The membership of ICS, which comprises national associations from 37 countries (including the newly-admitted Russian Chamber of Shipping), reviewed important regulatory and policy developments affecting global maritime trade.
ICS members welcomed recent efforts by EU Member States to increase Search and Rescue resources for migrants in distress in the Mediterranean, and the subsequent decrease in the numbers of lives lost. However, members agreed that the current level of state-backed Search and Rescue resources available to address the on-going crisis is still woefully insufficient and urgently needs to be dramatically increased.
Speaking after the meeting, ICS Chairman, Masamichi Morooka, said: “It is simply not acceptable that merchant ships are still being routinely called upon by Rescue Co-ordination Centres to assist with the majority of rescue operations currently taking place, having already assisted with the rescue of more than 50,000 people since the crisis started to escalate last year.
“Apart from the fact that commercial ships are wholly unsuitable for rescuing hundreds of people at a time, the Search and Rescue obligations that exist under international law were never created with the current situation in mind.”
ICS members agreed that governments must urgently find a solution to the crisis. In the meantime, while it continues to be necessary for the international community to rescue tens of thousands of people, state-backed Search and Rescue resources must be increased immediately.
“It is unreasonable for governments to continue relying on merchant ships as a long term solution, placing civilian merchant seafarers at considerable risk. The current situation is neither sustainable nor tenable,” said Mr Morooka.

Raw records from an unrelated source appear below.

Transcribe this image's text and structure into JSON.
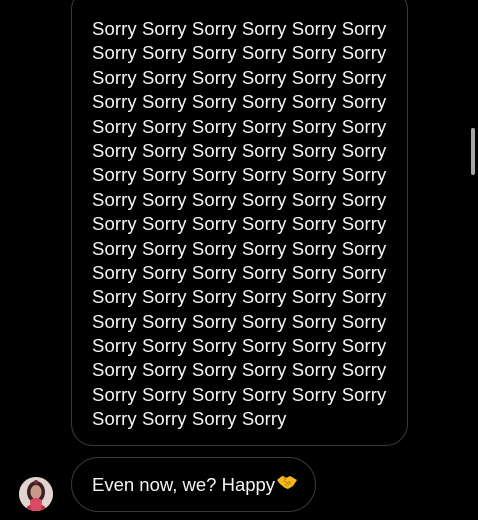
{
  "chat": {
    "messages": [
      {
        "lines": [
          "Sorry Sorry Sorry Sorry Sorry Sorry",
          "Sorry Sorry Sorry Sorry Sorry Sorry",
          "Sorry Sorry Sorry Sorry Sorry Sorry",
          "Sorry Sorry Sorry Sorry Sorry Sorry",
          "Sorry Sorry Sorry Sorry Sorry Sorry",
          "Sorry Sorry Sorry Sorry Sorry Sorry",
          "Sorry Sorry Sorry Sorry Sorry Sorry",
          "Sorry Sorry Sorry Sorry Sorry Sorry",
          "Sorry Sorry Sorry Sorry Sorry Sorry",
          "Sorry Sorry Sorry Sorry Sorry Sorry",
          "Sorry Sorry Sorry Sorry Sorry Sorry",
          "Sorry Sorry Sorry Sorry Sorry Sorry",
          "Sorry Sorry Sorry Sorry Sorry Sorry",
          "Sorry Sorry Sorry Sorry Sorry Sorry",
          "Sorry Sorry Sorry Sorry Sorry Sorry",
          "Sorry Sorry Sorry Sorry Sorry Sorry",
          "Sorry Sorry Sorry Sorry"
        ]
      },
      {
        "text": "Even now, we? Happy",
        "emoji": "handshake-emoji"
      }
    ],
    "sender_avatar": "avatar-photo"
  },
  "colors": {
    "background": "#000000",
    "bubble_border": "#3a3a3c",
    "text": "#f5f5f5",
    "scrollbar": "#a6a6a6",
    "emoji_yellow": "#f5b820"
  }
}
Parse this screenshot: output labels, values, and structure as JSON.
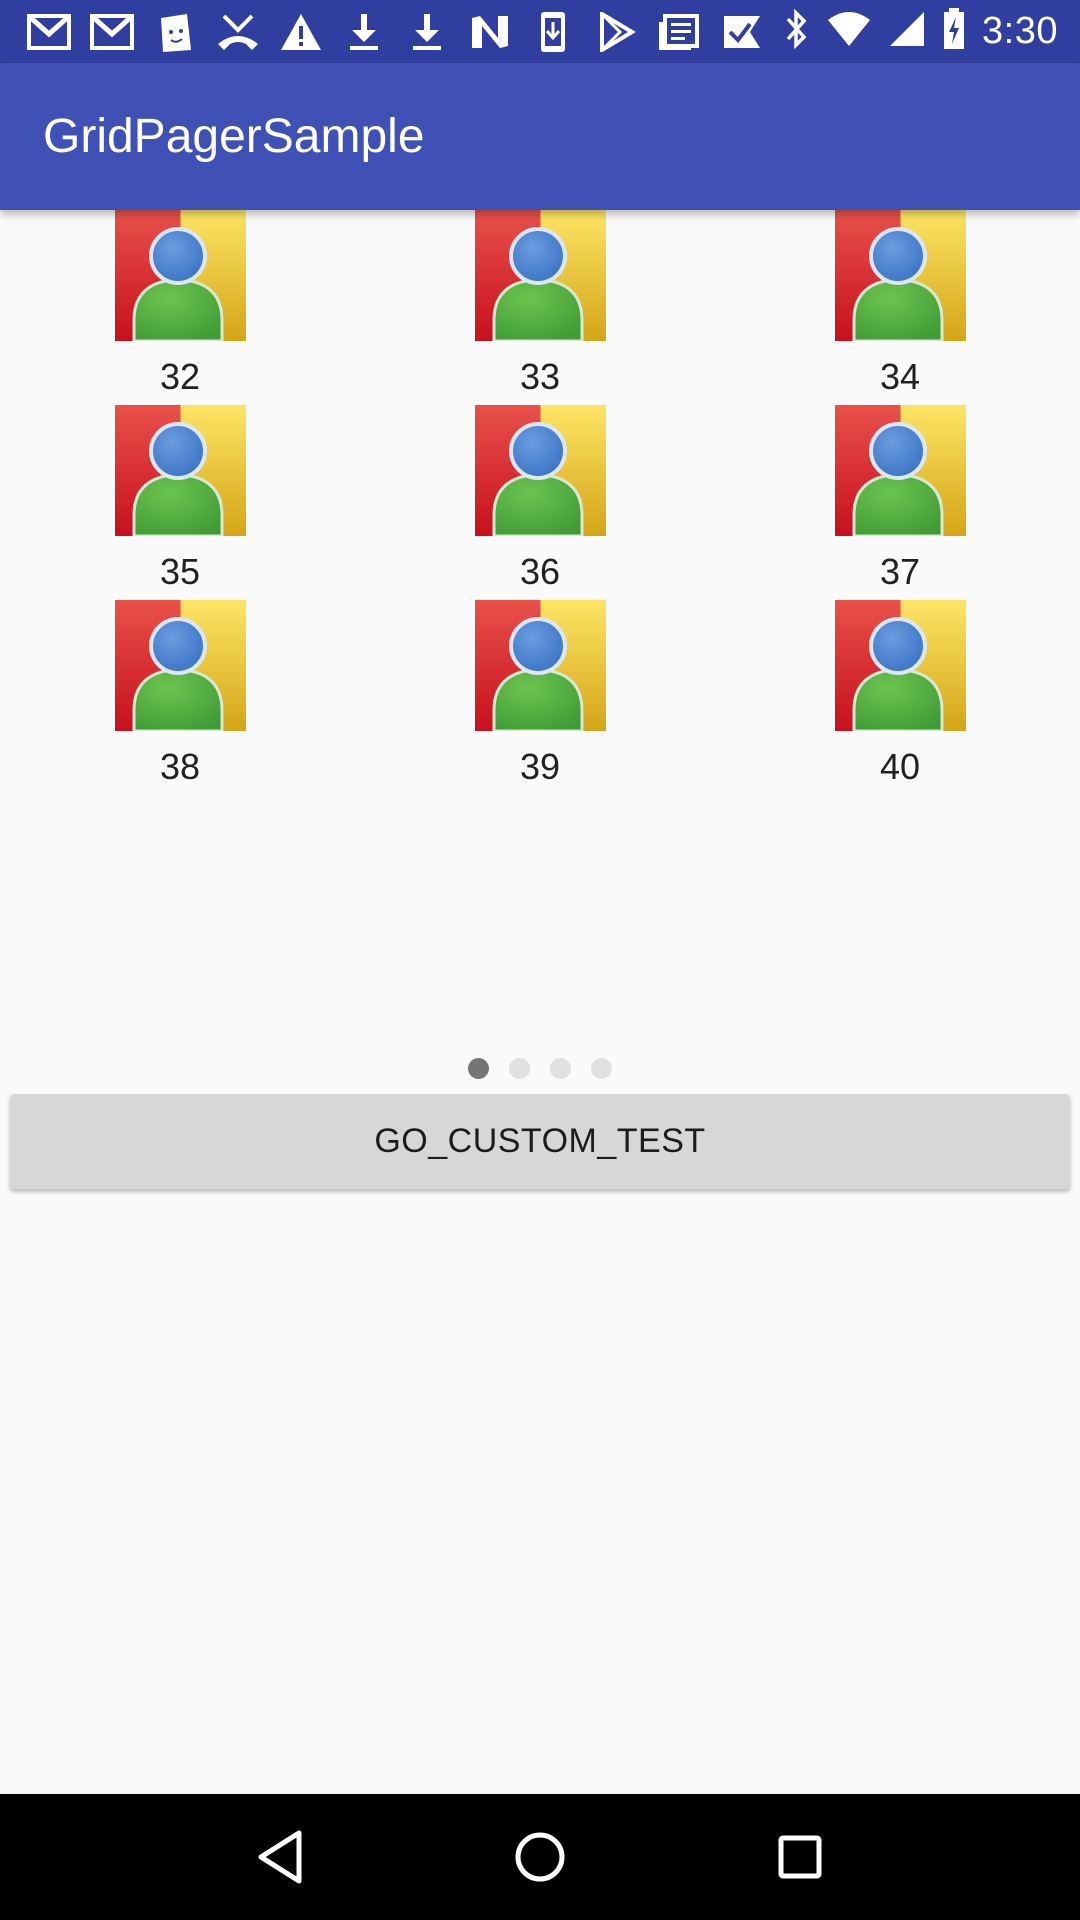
{
  "status_bar": {
    "time": "3:30",
    "icons": [
      "gmail-icon",
      "gmail-icon",
      "clipboard-icon",
      "missed-call-icon",
      "warning-icon",
      "download-icon",
      "download-icon",
      "n-icon",
      "phone-download-icon",
      "play-store-icon",
      "news-icon",
      "check-flag-icon"
    ],
    "right_icons": [
      "bluetooth-icon",
      "wifi-icon",
      "signal-icon",
      "battery-charging-icon"
    ]
  },
  "app_bar": {
    "title": "GridPagerSample"
  },
  "grid": {
    "items": [
      {
        "label": "32"
      },
      {
        "label": "33"
      },
      {
        "label": "34"
      },
      {
        "label": "35"
      },
      {
        "label": "36"
      },
      {
        "label": "37"
      },
      {
        "label": "38"
      },
      {
        "label": "39"
      },
      {
        "label": "40"
      }
    ]
  },
  "pager": {
    "page_count": 4,
    "current_page": 1
  },
  "button": {
    "label": "GO_CUSTOM_TEST"
  },
  "colors": {
    "status_bar": "#303f9f",
    "app_bar": "#3f51b5",
    "background": "#fafafa",
    "button": "#d6d7d7",
    "indicator_active": "#757575",
    "indicator_inactive": "#e0e0e0"
  }
}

ICS members also welcomed the recent progress made by the IMO Marine Environment Protection Committee, in May 2015, towards solving many of the serious implementation problems associated with the IMO Ballast Water Convention. ICS members agreed that this will probably help to ensure that the Convention will now receive sufficient ratifications from governments to enter into force sooner rather than later.
However, members also agreed that those flag states which have not yet ratified the IMO Convention may continue to be deterred from doing so because of the unilateral regime adopted by the United States with respect to the approval of the very expensive new treatment systems required. This currently means that shipowners who, in good faith, install equipment approved in accordance with IMO standards can have no confidence that they will be able to trade to the United States when the IMO Convention eventually enters into force, possibly by the end of 2016.
Masamichi Morooka commented: “ICS members are committed to the implementation of a ballast water treatment regime that will be fit for purpose worldwide. Frankly speaking, the United States is creating an impossible dilemma that can only be solved by the U.S. approving treatment systems immediately and finding a pragmatic approach to reconciling the conflicting timelines within the IMO regime and its own. Apart from the chaos that the United States is creating for international shipping, it is also holding back the ratification of an important IMO Convention that is intended to bring environmental benefits to the entire world, not just the needs of a single country.”